Trecho de reportagem publicada na Galileu a respeito do assunto explica que “de acordo com o estudo, isso acontece porque quanto mais inteligente, maior é seu nível de consciência sobre o que acontece ao seu redor. Assim, [as pessoas mais inteligentes] reagem mais sobre o que acontece no ambiente em que vivem, desencadeando em hiperatividade do sistema nervoso central. É a comprovação científica de que a ignorância é uma benção”.

É claro que não quero reforçar aquele estereótipo de pessoa inteligente e triste à la Nietzsche. As pessoas de QI elevado também se divertem, ficam bêbados e jogam conversa fora. Mas é evidente que a visão de mundo é modificada à medida em que se obtém conhecimento.

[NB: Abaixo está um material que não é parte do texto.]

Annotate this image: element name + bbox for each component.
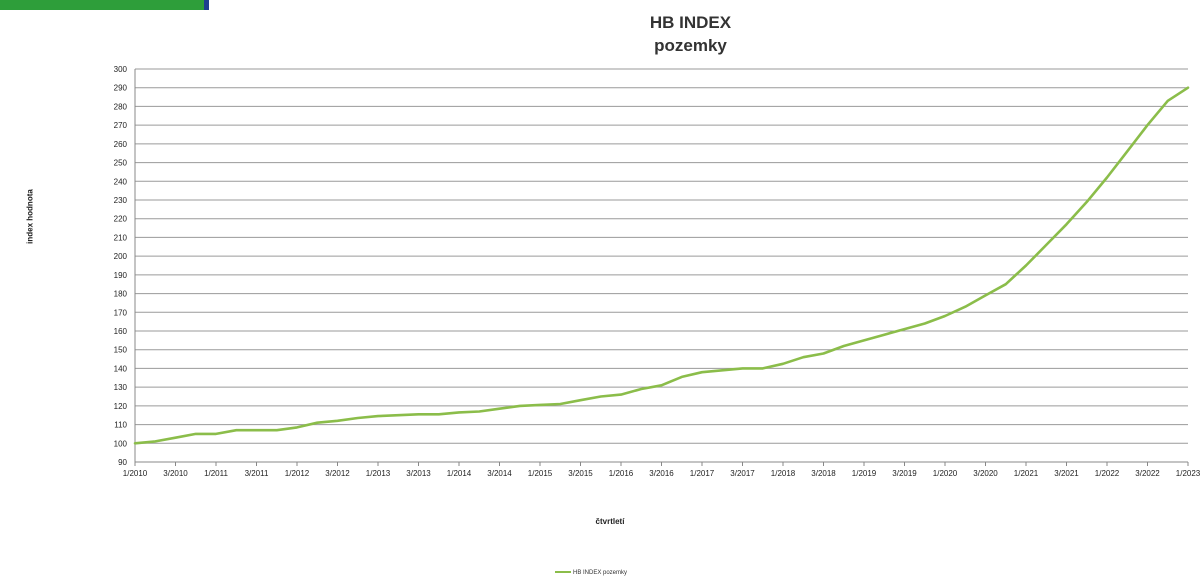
x-tick-label: 1/2022 bbox=[1095, 469, 1120, 478]
y-tick-label: 170 bbox=[114, 308, 128, 317]
x-tick-label: 3/2016 bbox=[649, 469, 674, 478]
x-tick-label: 1/2014 bbox=[447, 469, 472, 478]
x-tick-label: 3/2015 bbox=[568, 469, 593, 478]
x-tick-label: 3/2022 bbox=[1135, 469, 1160, 478]
x-tick-label: 3/2012 bbox=[325, 469, 350, 478]
x-tick-label: 3/2018 bbox=[811, 469, 836, 478]
x-tick-label: 3/2011 bbox=[245, 469, 269, 478]
y-tick-label: 230 bbox=[114, 196, 128, 205]
x-tick-label: 1/2013 bbox=[366, 469, 391, 478]
x-tick-label: 1/2016 bbox=[609, 469, 634, 478]
legend-label: HB INDEX pozemky bbox=[573, 570, 628, 576]
y-tick-label: 190 bbox=[114, 271, 128, 280]
y-tick-label: 120 bbox=[114, 402, 128, 411]
x-tick-label: 3/2017 bbox=[730, 469, 755, 478]
x-tick-label: 1/2015 bbox=[528, 469, 553, 478]
x-tick-label: 1/2017 bbox=[690, 469, 715, 478]
y-tick-label: 160 bbox=[114, 327, 128, 336]
series-line bbox=[133, 86, 1190, 445]
y-tick-label: 100 bbox=[114, 439, 128, 448]
y-tick-label: 130 bbox=[114, 383, 128, 392]
y-tick-label: 220 bbox=[114, 215, 128, 224]
x-tick-label: 1/2012 bbox=[285, 469, 310, 478]
y-tick-label: 110 bbox=[114, 421, 127, 430]
y-tick-label: 250 bbox=[114, 159, 128, 168]
y-tick-label: 210 bbox=[114, 233, 128, 242]
y-tick-label: 90 bbox=[118, 458, 127, 467]
logo-green-bar bbox=[0, 0, 204, 10]
y-tick-label: 290 bbox=[114, 84, 128, 93]
x-tick-label: 3/2013 bbox=[406, 469, 431, 478]
y-tick-label: 280 bbox=[114, 102, 128, 111]
x-tick-label: 1/2019 bbox=[852, 469, 877, 478]
x-tick-label: 1/2010 bbox=[123, 469, 148, 478]
company-logo bbox=[0, 0, 210, 10]
y-tick-label: 270 bbox=[114, 121, 128, 130]
x-tick-label: 1/2020 bbox=[933, 469, 958, 478]
y-tick-label: 150 bbox=[114, 346, 128, 355]
y-tick-label: 300 bbox=[114, 65, 128, 74]
chart-title: HB INDEX bbox=[649, 13, 732, 32]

As preocupações se tornam maiores, a consciência coletiva e a empatia se fortalecem e muitas atividades passam a ser vistas como fuga de pensamentos e sentimentos.

A ignorância, portanto, se apresenta como um dos meios mais eficazes para alcançar a felicidade. Simplifica as relações humanas e coloca o ignorante no centro de um universo do qual, na verdade, ele é apenas um grão de areia.

Essa felicidade proporcionada pela ignorância basicamente funciona como um anestésico. Deixa as pessoas acomodadas e passivas, mesmo que o mundo desmorone à sua frente.

É mais fácil, mais cômodo, mais feliz...só não sei se melhor, do ponto de vista da humanidade.

O que Homer vem nos mostrar é que diante do conhecimento, restam duas opções: fechar os olhos e alegar ignorância ou enfrentar um mundo hostil, desigual e injusto.